If you love selfies and like showing off your stuff, we’ve found the perfect app for you. In fact, we’ve found two of them. Both apps are made in China and are sort of like Instagram with tags for brands.
Last year was the year of the selfie and it is clear that many people like to show what they have in photos – and so these two apps integrate these trends into social networks for most Show-off of phone owners. One of them is Pinco, which is designed only for users in China; the other, Nice, hopes to attract new users from all over the world.
Both show-off apps have the same concept: Take a photo, add filters, then tag the designer brands around you — your MacBook, your Starbucks coffee, your Calvin Klein t-shirt, your Bose speakers, whatever you have. The tags appear above the photo. The two apps also allow users to follow streams related to their favorite brands.
Peacock hunting with Pinco
This is what it looks like inside Pinco when I took a photo:
Since the app is only for users in China, the images can only be shared on Sina Weibo or WeChat. Here is a random user and also a brand page (not officially run by the fashion company) within the app:
Pinco spices things up with some fun themed sections, like one where people can showcase their workspace. The app looks clean and minimalistic, as we’d expect from the startup app development company that makes Weico, a very good-looking third-party app for Weibo.

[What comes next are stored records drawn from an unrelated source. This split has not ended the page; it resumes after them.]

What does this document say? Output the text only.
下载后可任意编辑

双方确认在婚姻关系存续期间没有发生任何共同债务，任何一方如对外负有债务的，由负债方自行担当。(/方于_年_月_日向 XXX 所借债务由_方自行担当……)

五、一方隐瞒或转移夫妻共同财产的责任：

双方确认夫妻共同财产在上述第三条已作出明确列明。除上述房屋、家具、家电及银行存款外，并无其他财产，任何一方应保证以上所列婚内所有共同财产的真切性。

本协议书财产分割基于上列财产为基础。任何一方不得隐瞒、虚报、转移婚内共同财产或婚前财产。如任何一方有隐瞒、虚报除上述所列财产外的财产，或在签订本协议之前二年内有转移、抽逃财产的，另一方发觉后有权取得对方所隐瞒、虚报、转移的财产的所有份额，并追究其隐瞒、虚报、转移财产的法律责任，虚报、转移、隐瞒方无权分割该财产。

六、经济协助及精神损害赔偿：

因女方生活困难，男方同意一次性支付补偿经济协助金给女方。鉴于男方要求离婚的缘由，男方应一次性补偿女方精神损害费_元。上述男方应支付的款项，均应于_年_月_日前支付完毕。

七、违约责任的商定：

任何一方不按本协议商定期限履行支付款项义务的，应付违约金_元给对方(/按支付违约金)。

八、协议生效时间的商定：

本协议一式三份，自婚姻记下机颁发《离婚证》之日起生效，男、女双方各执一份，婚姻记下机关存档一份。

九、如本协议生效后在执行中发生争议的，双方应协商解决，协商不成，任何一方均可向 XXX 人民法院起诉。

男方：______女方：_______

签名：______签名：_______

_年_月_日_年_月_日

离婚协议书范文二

(See: Weibo’s content gap: Only 5% of users publish almost exclusively original content)
Show off with Nice
Nice supports Facebook (in addition to Weibo) and operates entirely in English, so it’s targeting a global audience for this new social network. Here’s what it looks like when you take a photo:
And browse the app:
Nice lets you tag anything you want, not just brands. You can tag “work,” “car,” your city, or anything you like. This makes the app a little more cluttered than Pinco, but could be useful for those who want to find people nearby.
With a strong focus on brands – and on users who are a brand’s holy grail: China’s emerging middle class – these apps could monetize through social media marketing and other clever promotional moves. For now, these young apps are ad-free and without any advertising.
Instagram allows people to tag brands and other things, but it’s an often-overlooked feature that was quietly added about a year ago; I’ve yet to see anyone I follow tag a designer brand. Some fashion apps do it too, such as WearToday. But there’s still room for social/photo apps that make this their specialty. We’ve seen Chinese startups take the lead in niche photo apps before — even though the rest of the world chose not to follow. Remember the photo app that lets you add sound snippets? No? Well, it’s still very popular in China, but that trend hasn’t gone viral among app makers around the world. Perhaps this latest idea will succeed.